New Year’s Resolution 2015

This post is perhaps a little bit sentimental, but I think I have a valid point to make, coming from a recent realization. Some realizations are terrible because they are often things that you only understand superficially and assent to, yet you don’t understand them deeply until you’ve had some mildly traumatic experience that forces you to understand. This realization is of that nature, something I thought I understood but later experience shows that I really didn’t. Even now, I am sure there are aspects of this that I do not yet understand and probably won’t for many years yet.

I have decided that my New Year’s Resolution is going to be this: stop trying to achieve my Platonic conception of myself; it is fundamentally deceitful and also impossible. I am simply going to be who I actually am, despite all my mistakes, weirdness, and the painful things that will inevitably happen.

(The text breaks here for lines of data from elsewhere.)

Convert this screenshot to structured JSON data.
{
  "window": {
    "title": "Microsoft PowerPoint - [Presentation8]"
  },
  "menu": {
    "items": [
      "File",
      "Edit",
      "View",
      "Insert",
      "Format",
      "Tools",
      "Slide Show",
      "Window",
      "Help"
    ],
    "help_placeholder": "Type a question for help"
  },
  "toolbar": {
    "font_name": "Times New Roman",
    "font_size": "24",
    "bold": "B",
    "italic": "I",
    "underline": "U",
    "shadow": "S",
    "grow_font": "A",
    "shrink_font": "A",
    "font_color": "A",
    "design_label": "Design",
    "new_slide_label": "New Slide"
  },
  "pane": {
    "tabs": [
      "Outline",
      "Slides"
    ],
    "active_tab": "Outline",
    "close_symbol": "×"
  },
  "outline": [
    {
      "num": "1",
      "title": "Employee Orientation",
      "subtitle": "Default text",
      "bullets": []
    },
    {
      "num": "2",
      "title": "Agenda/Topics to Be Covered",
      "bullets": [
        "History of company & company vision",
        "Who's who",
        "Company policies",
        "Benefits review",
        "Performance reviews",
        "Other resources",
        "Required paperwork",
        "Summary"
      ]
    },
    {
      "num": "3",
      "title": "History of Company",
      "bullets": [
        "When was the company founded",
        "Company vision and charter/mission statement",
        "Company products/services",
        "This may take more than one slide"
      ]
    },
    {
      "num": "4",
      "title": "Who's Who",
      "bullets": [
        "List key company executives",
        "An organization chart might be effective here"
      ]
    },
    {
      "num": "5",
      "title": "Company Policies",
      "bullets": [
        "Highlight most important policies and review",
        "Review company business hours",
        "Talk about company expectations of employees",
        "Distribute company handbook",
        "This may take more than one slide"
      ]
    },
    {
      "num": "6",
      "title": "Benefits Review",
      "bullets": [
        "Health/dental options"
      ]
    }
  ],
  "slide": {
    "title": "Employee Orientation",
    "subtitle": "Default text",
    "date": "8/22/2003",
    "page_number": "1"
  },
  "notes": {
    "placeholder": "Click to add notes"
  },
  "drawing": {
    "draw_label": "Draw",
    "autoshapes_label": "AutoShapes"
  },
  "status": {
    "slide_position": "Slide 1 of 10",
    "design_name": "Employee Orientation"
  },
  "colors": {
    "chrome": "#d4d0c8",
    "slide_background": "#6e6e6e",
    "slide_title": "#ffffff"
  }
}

This may sound like a trite version of “be yourself,” but there is a lot more to it than simply that. I’ve only just begun to realize that even trite phrases like “be yourself” and “love yourself for you who are” can be rooted in genuine wisdom. What they lack is proper development.

So, essentially my resolution is some version of “be yourself.” But it must be qualified. This does not mean that I cease striving to be a better person, because that is not at all what I mean. It simply means that I need to change my focus, and spend less time on the petty deceits of my existence and more time in what is realistically achievable.
I tend to focus more on whether I appear a certain way, or whether I do things that are consistent with my (occasionally) Quixotic notion of who I want to be. (For instance, I may want to be Sherlock, which is of course impossible, but I still find myself wishing to achieve some aspect of Sherlock-ness and actually trying to achieve it, and then being disappointed when I inevitably fail). That takes attention away from where it is most needed: determining whether am I living well and uprightly, and affecting other people in a positive way…etc.
One of the things that 2014 taught me is the value of “being real.” And also how rare and difficult it is to find someone who is actually relatively comfortable with who they are. In some sense, everybody is striving to achieve their Platonic conception of themselves, which involves a lot of pretending and self-deception, often for a completely unrealistic goal. The more I think about it, the more deceitful it seems, and the more I realize that I have been trying for years to deceive others. A few years ago, I wouldn’t have necessarily seen it that way, but again, experience has forced me to see it for what it really is. We are like actors on another’s stage, acting out another’s story, but constantly trying to rewrite the script after how we think it should go. The irony is that we can’t change the script we have been given, we can’t act parts other than those we have been given, but we expend so much effort trying to do exactly that.

I will probably fail to succeed even marginally for a long time, but it is worth striving for, I think. It’s easier to live by realizations rather than mere resolutions, because realizations enlighten the road ahead in a way that pure resolutions cannot.
In light of that, I believe my first step is to quit caring so much about how I appear to others, especially by realizing that I do and will continue to do a lot of silly/stupid things, and that no resolution is going to change inborn awkwardness. As human beings, we tend to fall into more awkwardness in our attempt to avoid awkwardness, and cause ourselves a lot of needless pain. Whereas if we expect the awkwardness, we are not as angry and disappointed with ourselves when it happens. Making peace with that concept is difficult, but I envision life being slightly less disappointing if I operate on that premise. Even if I only partly succeed, not only will it decrease the amount of unnecessary pain I put myself through, but it will benefit others as well, which is a lot more important in the long run.